Adolescence: Academic challenges, social impulsivity.
Adulthood: Disorganization, procrastination, occupational instability.
Clinical Features
Core symptoms
Inattention: Careless mistakes, difficulty sustaining attention, frequent forgetfulness.
Hyperactivity: Restlessness, excessive talking, difficulty remaining seated.
Impulsivity: Interrupting others, difficulty waiting for turns.
Clinical presentations
Predominantly inattentive
Predominantly hyperactive-impulsive
Combined type (most common)
Common comorbidities
Learning disorders
Anxiety and depressive disorders
Conduct disorder
Autism spectrum disorder
Tic disorders and Tourette syndrome
Sleep disorders
Substance abuse in adolescents and adults
Diagnosis
Diagnosis is clinical and requires:
1. Meeting DSM-5/DSM-5-TR criteria.
2. Symptoms present in two or more settings (home, school, workplace).
3. Duration of symptoms ≥6 months.
4. Interviews with the patient and family members.
5. Use of standardized scales: Vanderbilt, ADHD-RS-5 (children), ASRS (adults).
6. Exclusion of secondary causes (sleep deprivation, anxiety, depression, thyroid disorders, medication effects).
Treatment
Non-pharmacological interventions
Behavioral therapy (first-line in children under 6).
Cognitive-behavioral therapy adapted for adults.
Environmental modifications at school and workplace.
Sleep hygiene, regular physical activity, balanced nutrition.
Pharmacological treatment
Stimulants: Methylphenidate, amphetamines, lisdexamfetamine (first-line in most cases).
Non-stimulants: Atomoxetine, guanfacine XR, clonidine XR, viloxazine ER.
Choice based on age, side effect profile, comorbidities, and risk of misuse.
Side effects and monitoring
Appetite loss, insomnia, irritability.
Mild impact on height and weight (monitor growth).
Cardiovascular monitoring if risk factors present.
Atomoxetine: monitor for suicidal ideation in youth.
Risk of misuse in adolescents and adults → close follow-up.
Prognosis
With treatment: Reduced accidents, improved academic and functional performance.
Without treatment: Higher risk of school failure, unemployment, legal issues, depression, and accidents.
Prognosis improves with early diagnosis, comprehensive management, and family/school support.
Stigma and Approach
Fear of stigma can delay help-seeking and reduce adherence.

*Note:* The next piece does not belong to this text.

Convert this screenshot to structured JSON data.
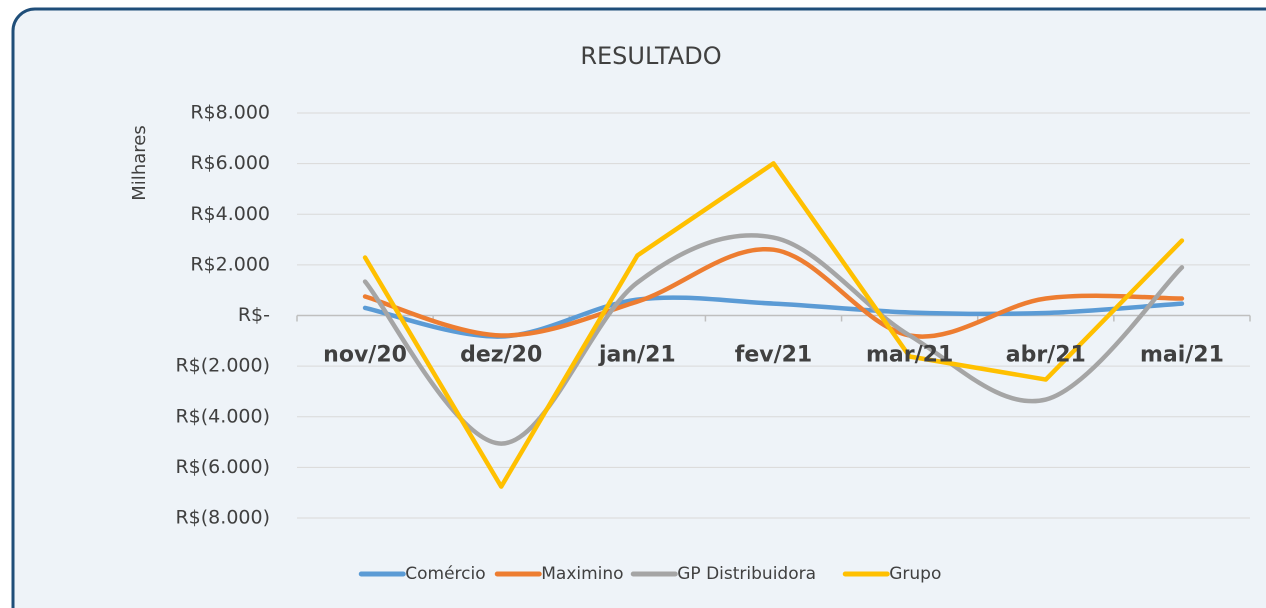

Psychoeducation and the use of non-blaming language are essential to reduce prejudice and promote acceptance of the diagnosis.
Key Messages
ADHD is not a character flaw, but a neurobiological condition.
Comprehensive management combines education, therapy, and medication when indicated.
Early detection and appropriate treatment can change the long-term outlook.